Sirhan Sirhan, a young Arab-American, who was in the pantry in front of Kennedy, fired a pistol eight times and was subdued. He was charged with the crime. It seemed like an open-and-shut case, and was accepted as such by the mass media and the public.
But there were exceptions. Fernando Faura was one of them. A reporter for the Hollywood Citizen News, he was immediately suspicious. While working the night of June 4-5, he was driving with a young Kennedy campaign worker, Luke Perry, when they heard that RFK had been shot. They immediately went to Good Samaritan Hospital where Kennedy had been taken, then to LA Police Headquarters, and Faura's chase for the truth began.
"We shot him, we shot him!"
That pursuit centered on the search for a young woman in a white polka-dot dress who became a key person in solving RFK's murder. Faura writes, "Seconds after the shooting stopped, a young woman in a polka-dot dress ran out of the kitchen, past Sandra Serrano, a Kennedy campaign worker. The woman shouted, 'We shot him, we shot him.' Asked who they shot, the woman replied, 'Kennedy,' and ran into the morning darkness and history, never to be found."
This "Girl in the Polka-Dot Dress" -- seen by many witnesses with Sirhan and other men before and after the assassination -- becomes the object of Faura's search and the hub of this book. Quoting transcripts of his own tape recorded interviews with key witnesses, as well as police and FBI records, Faura systematically takes us through his investigation from start to finish. Reading it carefully, one cannot but be deeply impressed by his thoroughness and attention to detail. Nor can one not be chagrined by the ways his work was stymied by law enforcement and he was "followed, spied on, and harassed." It becomes evident that his pursuit of the truth was dangerous.
Early in his investigation Faura joined forces with Jordan Bonfante of Life magazine, but when Life eventually killed the investigation after a call from the White House that cited "national security reasons," Faura abandoned his pursuit out of fear for his children and lack of adequate resources.
Much of what government forces had to hide involved the girl in the polka-dot dress.
First News of the Girl in the Polka-Dot Dress
The public first heard of her shortly after the shooting, when Sandy Vanocur of NBC News interviewed Sandra Serrano live from the Ambassador Hotel at 1:30 AM on June 5, 1968. Faura prints the transcript of that interview from a FBI report of June 10, 1968, File # Los Angeles 56-156, in which Vanocur asks her to recount exactly what she observed as she cooled off outside on a rear metal emergency fire escape.
"Then this girl came running down the stairs and said, 'we've shot him, we've shot him.' Who did you shoot? And she said 'We've shot Senator Kennedy!'".And after that a boy came down with her, he was about 23 years old, and he was Mexican-American".She was not of Mexican-American descent. She was not. She was Caucasian. She had on a white dress with polka-dots, she was light-skinned ".she had a funny nose."

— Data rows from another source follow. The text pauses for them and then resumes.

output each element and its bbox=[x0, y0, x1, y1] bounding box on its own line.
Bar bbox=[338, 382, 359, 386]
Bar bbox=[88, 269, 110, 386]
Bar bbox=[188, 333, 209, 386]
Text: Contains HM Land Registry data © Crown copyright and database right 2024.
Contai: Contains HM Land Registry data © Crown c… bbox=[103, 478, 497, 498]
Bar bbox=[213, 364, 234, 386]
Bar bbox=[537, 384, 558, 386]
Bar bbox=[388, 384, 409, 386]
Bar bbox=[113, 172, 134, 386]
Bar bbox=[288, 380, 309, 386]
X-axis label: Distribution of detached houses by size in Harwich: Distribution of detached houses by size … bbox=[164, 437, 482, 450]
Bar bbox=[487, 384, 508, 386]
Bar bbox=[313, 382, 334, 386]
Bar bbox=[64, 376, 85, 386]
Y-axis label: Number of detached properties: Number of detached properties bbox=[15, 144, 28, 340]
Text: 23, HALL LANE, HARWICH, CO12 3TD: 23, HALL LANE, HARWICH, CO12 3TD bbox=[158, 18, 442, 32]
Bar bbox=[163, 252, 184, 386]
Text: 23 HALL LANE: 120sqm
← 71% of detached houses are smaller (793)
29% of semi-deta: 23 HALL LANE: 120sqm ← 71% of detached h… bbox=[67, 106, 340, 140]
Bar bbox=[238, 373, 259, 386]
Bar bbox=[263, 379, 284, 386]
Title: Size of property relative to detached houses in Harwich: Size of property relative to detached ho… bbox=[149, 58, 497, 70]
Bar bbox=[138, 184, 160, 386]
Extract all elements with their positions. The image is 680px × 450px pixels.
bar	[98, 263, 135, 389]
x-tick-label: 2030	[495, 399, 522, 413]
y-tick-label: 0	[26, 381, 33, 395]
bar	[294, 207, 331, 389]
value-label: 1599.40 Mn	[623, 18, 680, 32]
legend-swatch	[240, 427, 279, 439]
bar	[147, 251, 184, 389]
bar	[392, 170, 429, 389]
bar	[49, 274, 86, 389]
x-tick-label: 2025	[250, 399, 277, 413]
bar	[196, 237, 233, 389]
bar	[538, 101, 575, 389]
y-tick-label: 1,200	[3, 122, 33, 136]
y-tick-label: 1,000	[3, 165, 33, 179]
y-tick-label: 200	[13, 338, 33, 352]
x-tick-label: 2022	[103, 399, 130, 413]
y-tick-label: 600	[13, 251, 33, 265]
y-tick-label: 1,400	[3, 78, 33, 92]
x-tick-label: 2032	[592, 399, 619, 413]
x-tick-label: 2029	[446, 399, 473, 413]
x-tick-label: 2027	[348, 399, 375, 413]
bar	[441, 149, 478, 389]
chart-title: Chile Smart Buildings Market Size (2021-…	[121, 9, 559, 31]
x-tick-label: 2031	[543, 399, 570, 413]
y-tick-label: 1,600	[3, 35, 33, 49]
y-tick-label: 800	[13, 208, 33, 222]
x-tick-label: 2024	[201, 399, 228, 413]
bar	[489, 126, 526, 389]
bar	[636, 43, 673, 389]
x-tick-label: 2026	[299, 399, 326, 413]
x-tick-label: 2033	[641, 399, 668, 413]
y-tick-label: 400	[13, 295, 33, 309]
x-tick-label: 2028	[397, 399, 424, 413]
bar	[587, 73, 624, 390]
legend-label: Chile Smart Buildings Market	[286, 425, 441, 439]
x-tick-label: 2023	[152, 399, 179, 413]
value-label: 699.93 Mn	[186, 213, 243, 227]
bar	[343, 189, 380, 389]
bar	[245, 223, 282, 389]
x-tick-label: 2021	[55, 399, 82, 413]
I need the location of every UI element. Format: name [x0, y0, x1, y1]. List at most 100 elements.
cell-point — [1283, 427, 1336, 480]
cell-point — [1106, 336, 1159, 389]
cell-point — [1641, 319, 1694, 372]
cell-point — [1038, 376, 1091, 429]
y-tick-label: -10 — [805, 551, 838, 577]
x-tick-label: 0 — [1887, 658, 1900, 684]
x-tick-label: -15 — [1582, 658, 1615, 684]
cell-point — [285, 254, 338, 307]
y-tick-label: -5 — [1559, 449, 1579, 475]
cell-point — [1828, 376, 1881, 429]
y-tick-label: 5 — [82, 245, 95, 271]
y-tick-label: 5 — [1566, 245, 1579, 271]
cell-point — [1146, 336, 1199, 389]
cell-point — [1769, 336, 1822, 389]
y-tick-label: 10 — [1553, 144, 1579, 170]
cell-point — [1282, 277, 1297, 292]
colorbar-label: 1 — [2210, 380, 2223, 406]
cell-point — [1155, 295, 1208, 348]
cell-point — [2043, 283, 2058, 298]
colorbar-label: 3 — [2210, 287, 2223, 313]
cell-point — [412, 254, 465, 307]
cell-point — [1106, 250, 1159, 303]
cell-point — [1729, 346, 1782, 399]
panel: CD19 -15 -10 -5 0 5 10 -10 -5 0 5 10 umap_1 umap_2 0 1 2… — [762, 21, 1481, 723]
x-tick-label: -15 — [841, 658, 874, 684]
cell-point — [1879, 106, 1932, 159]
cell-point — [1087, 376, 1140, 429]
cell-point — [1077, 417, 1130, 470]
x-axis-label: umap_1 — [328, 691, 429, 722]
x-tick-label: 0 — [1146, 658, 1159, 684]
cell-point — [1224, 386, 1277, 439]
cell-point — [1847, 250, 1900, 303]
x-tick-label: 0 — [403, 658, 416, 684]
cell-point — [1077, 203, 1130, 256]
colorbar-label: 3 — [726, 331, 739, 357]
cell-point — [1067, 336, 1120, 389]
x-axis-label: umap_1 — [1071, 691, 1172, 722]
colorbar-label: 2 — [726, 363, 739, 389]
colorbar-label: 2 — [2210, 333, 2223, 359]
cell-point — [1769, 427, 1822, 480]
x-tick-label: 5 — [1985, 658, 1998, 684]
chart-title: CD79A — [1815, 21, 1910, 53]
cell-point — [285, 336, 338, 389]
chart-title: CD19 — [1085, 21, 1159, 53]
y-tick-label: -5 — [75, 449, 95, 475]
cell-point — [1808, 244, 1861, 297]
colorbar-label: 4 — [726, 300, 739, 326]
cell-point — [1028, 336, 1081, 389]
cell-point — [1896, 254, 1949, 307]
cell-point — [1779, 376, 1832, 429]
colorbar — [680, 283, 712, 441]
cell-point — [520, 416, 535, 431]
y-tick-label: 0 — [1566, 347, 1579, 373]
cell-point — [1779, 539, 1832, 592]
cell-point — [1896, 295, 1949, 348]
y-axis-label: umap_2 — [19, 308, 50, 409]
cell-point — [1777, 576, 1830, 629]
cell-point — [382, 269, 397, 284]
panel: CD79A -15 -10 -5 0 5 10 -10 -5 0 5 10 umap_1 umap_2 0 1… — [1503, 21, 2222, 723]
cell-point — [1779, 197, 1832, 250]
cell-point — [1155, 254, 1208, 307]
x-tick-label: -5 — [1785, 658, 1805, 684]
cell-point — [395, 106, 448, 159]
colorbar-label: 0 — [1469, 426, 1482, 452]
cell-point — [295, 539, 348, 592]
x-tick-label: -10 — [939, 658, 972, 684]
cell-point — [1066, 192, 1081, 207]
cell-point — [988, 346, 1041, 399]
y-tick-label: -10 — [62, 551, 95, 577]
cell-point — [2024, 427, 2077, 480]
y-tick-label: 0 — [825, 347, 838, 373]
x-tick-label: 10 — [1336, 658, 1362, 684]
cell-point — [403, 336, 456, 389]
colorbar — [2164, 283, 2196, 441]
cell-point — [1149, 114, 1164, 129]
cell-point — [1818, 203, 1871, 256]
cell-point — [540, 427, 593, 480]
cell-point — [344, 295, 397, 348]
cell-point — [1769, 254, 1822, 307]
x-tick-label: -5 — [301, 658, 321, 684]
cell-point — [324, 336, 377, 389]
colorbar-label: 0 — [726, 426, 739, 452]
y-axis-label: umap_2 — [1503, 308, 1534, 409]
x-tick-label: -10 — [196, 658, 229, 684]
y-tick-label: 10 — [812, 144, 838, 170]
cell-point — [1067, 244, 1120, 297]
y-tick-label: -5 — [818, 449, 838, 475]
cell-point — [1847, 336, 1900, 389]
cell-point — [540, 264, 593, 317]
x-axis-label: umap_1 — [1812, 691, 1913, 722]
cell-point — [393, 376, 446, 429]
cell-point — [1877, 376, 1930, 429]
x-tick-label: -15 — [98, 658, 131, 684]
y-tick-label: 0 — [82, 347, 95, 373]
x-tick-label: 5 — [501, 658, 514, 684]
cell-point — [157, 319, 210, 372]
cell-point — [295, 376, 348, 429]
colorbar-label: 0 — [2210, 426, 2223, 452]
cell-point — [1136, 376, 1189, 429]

An hour later Serrano is interviewed by the LAPD. She tells them that while she was sitting on the same steps 15-20 minutes prior to seeing the girl flee down the steps with one man, she saw the same woman, together with two men, ascend the stairs past her.
Later she tells the FBI the same thing, even adding that the woman said, "Excuse us" as they brushed past her. She identifies one of the men going up as Sirhan.
Serrano never retracted her story, although she was subjected to ruthless intimidation by the LAPD and the FBI. "Serrano was not the first decent citizen to come forward with information, feeling it was her duty, and wind up on the receiving end." Faura presents the testimony of many others he interviewed that saw the girl in the polka-dot dress with Sirhan and other men in the pantry, fleeing the crime scene, in the hotel earlier in the day, etc. They too were subjected to government intimidation to retract their stories.
Other Witnesses
There is Vincent DiPierro -- the son of the Ambassador's ma????tre d', a student at the University of California, and a hotel employee -- who voluntarily testified to a grand jury that he saw, from a distance of five feet, the girl in the polka-dot dress with Sirhan in the pantry moments before the shooting. He testified that they were together. He told the grand jury, "They were both smiling. In fact, the moment the first two shots were fired, he still had a very sick looking smile on his face. That's one thing -- I can never forget."
There is Jose Caraval, another employee, who after the shooting saw the girl run into a dead-end hall trying to escape, only to run back out frantically.